Your Business Marketing Plan Part 3: The Market

Defining the market within which your business sits is essential to understanding how to reach them through your marketing strategy. Not only will it bring you closer to your customers and their wants and needs, but truly niching down on a well-defined market ensures you stay on track and on budget.

In short, you can’t reach everyone – even if your market is specific already – so your marketing plan needs to clearly articulate who your target market is and detail everything about them that will be relevant in your marketing outreach. Let’s take a look at some of the planning and research you’ll need to do to get there.

the market

Be very specific

As a business owner who believes in and champions your products or services, it’s only natural to want your brand to reach anyone who might be a potential customer, but this doesn’t allow you to drill down on the specifics.

Even looking at audiences like “parents”, “kids” or “tweens” is still too broad – within any one of these groups there will be millions of variations in how they shop, what motivates them, what they care about and how they engage with brands. For example, a tween who loves playing video games is unlikely to want to pick up skateboarding, even if the products are branded towards that 10-13 age range.

Remember: Shift your thinking from the idea that you’ll be missing out if you don’t cast a wide net, and remember that any legitimate business will only have so many marketing dollars to spend, and spending them in exactly the right place and the right way will prove much more effective.

So, an ideal target market example to start could be: Tweens (between the ages of 10 and 13) within the Sydney area who are interested in and regularly participate in skateboarding and skate culture, who use customised boards and safety gear.

Of course, if you’re just starting out and want to conduct some research to get to this defined understanding of your market, there are some key questions to consider. These will build out the foundations of your marketing plan ‘market’ component.

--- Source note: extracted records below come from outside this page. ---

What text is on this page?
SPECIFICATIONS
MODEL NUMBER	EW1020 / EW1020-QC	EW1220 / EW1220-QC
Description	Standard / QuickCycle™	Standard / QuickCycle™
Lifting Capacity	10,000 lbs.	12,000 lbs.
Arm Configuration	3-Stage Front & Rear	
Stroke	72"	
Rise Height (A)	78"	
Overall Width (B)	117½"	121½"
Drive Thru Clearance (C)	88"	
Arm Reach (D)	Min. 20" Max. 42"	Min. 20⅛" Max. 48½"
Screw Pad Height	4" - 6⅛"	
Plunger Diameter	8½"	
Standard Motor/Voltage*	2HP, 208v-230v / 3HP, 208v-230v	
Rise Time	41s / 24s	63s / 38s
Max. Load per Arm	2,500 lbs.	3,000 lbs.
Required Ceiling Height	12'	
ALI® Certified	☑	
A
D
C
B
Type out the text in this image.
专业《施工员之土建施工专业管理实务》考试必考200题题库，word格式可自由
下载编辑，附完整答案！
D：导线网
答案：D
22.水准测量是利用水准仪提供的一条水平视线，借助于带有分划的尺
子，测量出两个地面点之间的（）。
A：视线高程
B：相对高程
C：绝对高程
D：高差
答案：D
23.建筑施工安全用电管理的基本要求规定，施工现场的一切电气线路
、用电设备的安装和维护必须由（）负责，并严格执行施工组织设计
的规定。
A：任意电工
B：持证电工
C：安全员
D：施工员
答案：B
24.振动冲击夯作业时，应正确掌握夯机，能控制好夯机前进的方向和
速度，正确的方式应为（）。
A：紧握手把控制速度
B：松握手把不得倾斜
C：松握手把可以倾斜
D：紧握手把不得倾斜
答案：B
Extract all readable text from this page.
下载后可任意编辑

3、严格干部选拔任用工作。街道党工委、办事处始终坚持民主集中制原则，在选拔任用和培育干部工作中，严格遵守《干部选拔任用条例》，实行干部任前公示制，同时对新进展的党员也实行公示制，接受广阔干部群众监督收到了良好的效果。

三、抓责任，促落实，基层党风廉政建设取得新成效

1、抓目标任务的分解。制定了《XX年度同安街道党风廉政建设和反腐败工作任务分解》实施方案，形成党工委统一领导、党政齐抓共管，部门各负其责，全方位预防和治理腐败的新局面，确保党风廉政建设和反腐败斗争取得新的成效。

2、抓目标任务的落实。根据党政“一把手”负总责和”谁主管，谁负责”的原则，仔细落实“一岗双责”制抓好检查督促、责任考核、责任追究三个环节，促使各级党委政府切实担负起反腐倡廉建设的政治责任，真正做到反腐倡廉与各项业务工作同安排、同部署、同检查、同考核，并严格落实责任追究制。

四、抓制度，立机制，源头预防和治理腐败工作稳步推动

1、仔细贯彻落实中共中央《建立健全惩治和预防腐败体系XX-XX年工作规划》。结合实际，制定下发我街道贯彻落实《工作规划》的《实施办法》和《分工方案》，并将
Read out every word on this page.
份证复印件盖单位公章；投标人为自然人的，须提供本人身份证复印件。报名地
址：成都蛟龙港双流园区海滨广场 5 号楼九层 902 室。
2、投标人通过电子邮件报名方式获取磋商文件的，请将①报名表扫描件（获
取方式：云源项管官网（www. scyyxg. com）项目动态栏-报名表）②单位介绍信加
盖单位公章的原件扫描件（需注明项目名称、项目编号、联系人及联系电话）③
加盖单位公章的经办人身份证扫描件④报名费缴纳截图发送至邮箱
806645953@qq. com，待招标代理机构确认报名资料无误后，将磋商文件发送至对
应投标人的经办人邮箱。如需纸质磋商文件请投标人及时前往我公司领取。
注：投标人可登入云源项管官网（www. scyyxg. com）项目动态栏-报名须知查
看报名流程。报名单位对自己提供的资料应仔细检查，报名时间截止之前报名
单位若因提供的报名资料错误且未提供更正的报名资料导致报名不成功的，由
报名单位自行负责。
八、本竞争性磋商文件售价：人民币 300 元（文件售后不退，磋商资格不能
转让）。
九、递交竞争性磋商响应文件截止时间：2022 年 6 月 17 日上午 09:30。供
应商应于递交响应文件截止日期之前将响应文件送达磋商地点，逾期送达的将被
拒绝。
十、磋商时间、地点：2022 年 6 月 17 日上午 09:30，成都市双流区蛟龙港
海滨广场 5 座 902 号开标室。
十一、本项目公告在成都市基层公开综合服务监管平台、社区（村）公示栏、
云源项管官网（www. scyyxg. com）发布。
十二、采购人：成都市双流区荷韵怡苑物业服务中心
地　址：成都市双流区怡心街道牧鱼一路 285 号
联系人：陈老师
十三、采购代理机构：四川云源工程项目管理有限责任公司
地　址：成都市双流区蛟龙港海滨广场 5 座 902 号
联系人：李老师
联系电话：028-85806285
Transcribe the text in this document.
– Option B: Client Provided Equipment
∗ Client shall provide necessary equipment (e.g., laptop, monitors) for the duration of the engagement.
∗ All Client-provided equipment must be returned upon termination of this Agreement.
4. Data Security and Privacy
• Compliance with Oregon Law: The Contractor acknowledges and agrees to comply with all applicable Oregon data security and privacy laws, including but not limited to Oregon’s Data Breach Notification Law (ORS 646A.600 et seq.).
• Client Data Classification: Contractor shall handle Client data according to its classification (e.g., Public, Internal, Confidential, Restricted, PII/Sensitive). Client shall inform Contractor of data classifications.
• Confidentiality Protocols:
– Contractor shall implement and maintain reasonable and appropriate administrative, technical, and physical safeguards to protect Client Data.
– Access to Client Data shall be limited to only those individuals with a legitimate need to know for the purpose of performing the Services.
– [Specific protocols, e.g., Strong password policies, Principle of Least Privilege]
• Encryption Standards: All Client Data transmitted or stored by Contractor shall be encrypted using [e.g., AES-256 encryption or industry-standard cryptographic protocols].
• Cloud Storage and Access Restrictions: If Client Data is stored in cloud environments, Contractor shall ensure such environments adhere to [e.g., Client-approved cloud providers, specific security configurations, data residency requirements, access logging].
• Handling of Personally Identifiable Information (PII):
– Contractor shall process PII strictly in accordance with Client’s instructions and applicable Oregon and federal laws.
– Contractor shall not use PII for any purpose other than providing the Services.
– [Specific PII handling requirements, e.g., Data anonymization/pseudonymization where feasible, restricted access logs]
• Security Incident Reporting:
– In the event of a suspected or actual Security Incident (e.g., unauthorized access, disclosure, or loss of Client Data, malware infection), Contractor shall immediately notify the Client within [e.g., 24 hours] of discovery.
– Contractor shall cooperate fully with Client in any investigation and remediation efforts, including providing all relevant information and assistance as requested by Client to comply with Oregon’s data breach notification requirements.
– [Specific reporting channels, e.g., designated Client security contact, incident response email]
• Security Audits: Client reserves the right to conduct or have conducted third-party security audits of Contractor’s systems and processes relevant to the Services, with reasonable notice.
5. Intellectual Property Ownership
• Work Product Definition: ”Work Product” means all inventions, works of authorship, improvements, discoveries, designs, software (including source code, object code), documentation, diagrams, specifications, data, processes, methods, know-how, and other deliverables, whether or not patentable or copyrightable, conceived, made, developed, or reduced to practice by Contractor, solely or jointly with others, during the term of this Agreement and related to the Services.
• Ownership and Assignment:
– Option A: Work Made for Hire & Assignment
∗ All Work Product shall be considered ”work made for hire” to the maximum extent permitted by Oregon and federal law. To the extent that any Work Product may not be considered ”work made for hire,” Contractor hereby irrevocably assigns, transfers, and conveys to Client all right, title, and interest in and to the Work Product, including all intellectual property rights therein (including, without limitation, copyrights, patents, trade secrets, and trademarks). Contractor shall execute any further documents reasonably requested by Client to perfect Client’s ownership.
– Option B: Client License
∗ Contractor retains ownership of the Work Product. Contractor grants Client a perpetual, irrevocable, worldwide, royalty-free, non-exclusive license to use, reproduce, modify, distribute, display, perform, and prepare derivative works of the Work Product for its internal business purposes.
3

Who is buying from you currently?

Simple enough to begin – look at who your current customer base is. Especially for online retailers, it’s easy to learn where your customers come from, how much time they spend on line and what they buy from you. If you have a target market already in mind, does the reality match up to your expectation? You might be surprised.

What motivates your customers?

With at least 6 months of sales under your belt, you’ll start to see some patterns and learn more about why your customers shop with you. Do they prefer to shop in person as they appreciate the sales experience? Do they come to you because it’s quick and convenient? Do you offer an essential item that is in limited supply?

Of course, customer feedback and focus groups, as well as open conversations can give you those insights that will further shape your marketing approach.

Who does your competition target?

Within your industry, look at your key competitors and see how they market their products and to whom. This isn’t a chance for copycat behaviour, but a chance to further differentiate yourself – there’s always more than one way to reach your destination.

Dissect your product/service through a buyer’s lens

Examine your product or service offering and look at what it offers your customers – this can be ideal to do for those best-selling items. Go back to basics to understand what value it brings your customer and why they use it. For example, a hairbrush that offers tangle-free combing and “no tears” for kids under 8 – users will benefit from calmer hair brushing and less knots. So from there, you can start to see that both parents and children could be a target market (although this is still broad, it’s a good start).

The demographics

Of your current customers, get to know their age range, where they live, their gender, how much income they make, their family status, common occupation – these insights will offer you further information into the personality traits of your customers, how they shop and their attitudes to spending, what they value and their lifestyle. From there, you can plug in your product or service knowing how they live their lives, and where you will be of most value to them.

As you work through the above processes, what you’ll come to create is one, or a series, of customer ‘avatars’ which you can use to test the success of future products or services, marketing concepts and to clearly illustrate who your target market is to your team or future investors.